2023 | rated R | starring Julia Garner, Jessica Henwick and Hugo Weaving | directed by Kitty Green | 1h 31m |
Taking part in a travel work program, Canadian friends Hannah (Julia Garner) and Liv (Jessica Henwick) are assigned to a run down pub/hotel in the a deserted mining area of the Australian outback where they deal with unruly locals and a shifty alcoholic manager (Hugo Weaving, unrecognizable). As the week goes on the the customers behavior gets increasingly unnerving forcing Hannah and Liv out of their comfort zone.
Kitty Green slow-burned her way onto the scene in 2020 with the sleeper The Assistant, a smart, well-done highlight of the year that told a Harvey Weinstein era harassment story as if through the lens of a Chantel Ackerman day-in-the-life drama. The Assistant was a better Weinstein movie than the Weinstein movie She Said is. Green again teams of with Julia Garner for their follow-up and The Royal Hotel is a slightly more genre-leaning film for those turned off by the coldness of The Assistant. It’s still a Kitty Green movie and it doesn’t go on auto-pilot, but it shows an impressive range for the director to be able to hit these light thriller notes and construct a lived-in character drama out of this thin premise.
I kind of adored The Royal Hotel. Garner never disappoints and she has great friend chemistry with Henwick here. They make passing comments about trying get across the world to “escape” their lives but you get the sense that the two have been friends forever without the movie telling us that. They bounce off each other well, with Liv, the more outgoing and Hannah the more reserved of the two. Feeling out these character’s fears and boundaries as the situation around them unfolds is part of what’s so rewarding about the film. For those put off by the lack of plot in The Assistant, The Royal Hotel takes it’s time to move through the story beats, but it does hit them, focusing on Hannah’s arc to stand up for herself. Garner is typically great with Hannah’s unease.
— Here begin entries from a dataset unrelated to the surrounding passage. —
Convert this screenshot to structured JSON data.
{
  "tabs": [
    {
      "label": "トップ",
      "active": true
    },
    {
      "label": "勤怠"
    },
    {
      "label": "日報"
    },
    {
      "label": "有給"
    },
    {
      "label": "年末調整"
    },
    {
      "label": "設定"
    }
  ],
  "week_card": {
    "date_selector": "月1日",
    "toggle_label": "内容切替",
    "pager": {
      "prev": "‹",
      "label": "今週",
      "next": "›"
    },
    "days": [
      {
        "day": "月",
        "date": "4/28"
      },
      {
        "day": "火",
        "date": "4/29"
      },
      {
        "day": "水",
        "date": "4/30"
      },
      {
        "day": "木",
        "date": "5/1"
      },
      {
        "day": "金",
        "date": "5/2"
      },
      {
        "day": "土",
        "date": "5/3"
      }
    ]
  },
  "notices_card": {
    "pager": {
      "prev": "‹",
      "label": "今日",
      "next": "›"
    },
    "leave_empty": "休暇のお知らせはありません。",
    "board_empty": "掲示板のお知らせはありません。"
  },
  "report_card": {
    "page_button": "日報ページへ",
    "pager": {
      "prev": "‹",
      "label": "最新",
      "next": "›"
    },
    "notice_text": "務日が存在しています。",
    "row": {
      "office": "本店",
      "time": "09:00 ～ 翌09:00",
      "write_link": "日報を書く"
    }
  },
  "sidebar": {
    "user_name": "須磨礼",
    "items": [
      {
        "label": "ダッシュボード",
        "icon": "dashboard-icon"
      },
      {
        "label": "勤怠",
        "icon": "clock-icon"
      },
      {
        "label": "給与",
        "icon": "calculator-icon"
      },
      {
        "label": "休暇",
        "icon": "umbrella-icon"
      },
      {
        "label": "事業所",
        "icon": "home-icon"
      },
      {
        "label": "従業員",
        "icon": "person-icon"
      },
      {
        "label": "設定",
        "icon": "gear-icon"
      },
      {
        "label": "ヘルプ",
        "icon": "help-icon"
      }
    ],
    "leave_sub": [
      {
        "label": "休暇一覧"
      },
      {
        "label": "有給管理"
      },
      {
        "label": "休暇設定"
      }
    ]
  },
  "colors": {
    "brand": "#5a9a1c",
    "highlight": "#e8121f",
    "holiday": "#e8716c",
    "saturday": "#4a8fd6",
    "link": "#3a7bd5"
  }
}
Green spends much of her time in the pub, give Royal a theatrical feeling. She immerses us in the grim of the place and gives it a rich lived-in feeling. She fleshes out the bar patrons and keeps us guessing about who the good guys and bad guys really are. This isn’t Barbie, this is a nuanced and more subtle feminist movie where the “nice guys” are the ones to watch out for the most, but we aren’t pushed toward a message. These men are can be threats, but they are also muti-dimensional characters with different motives. Green drains the movie of hope each time she sets up one of the nice guys and heel-turns them into a creep too. That’s sort of the point, and the source of the film’s anxiety – nobody is coming to save you.
The Royal Hotel has been poorly marketed. It has it’s moments of unease, but it’s not a horror movie or a thriller. It’s more of a drama, a character-piece of these two friends at the end of the Earth where life is rough. It doesn’t go on rails and suddenly become a slasher or stalker movie. It doesn’t have Hannah and Liv arm up and take blood-lusty revenge on their tormentors – as much as part of me would have been ok with that. Imagine if an Eli Roth Hostel/ “dangers of the world” movie didn’t take the easy genre route. It’s turns are all more realistic and yet it satisfies. And that’s why I loved it. Skillfully done.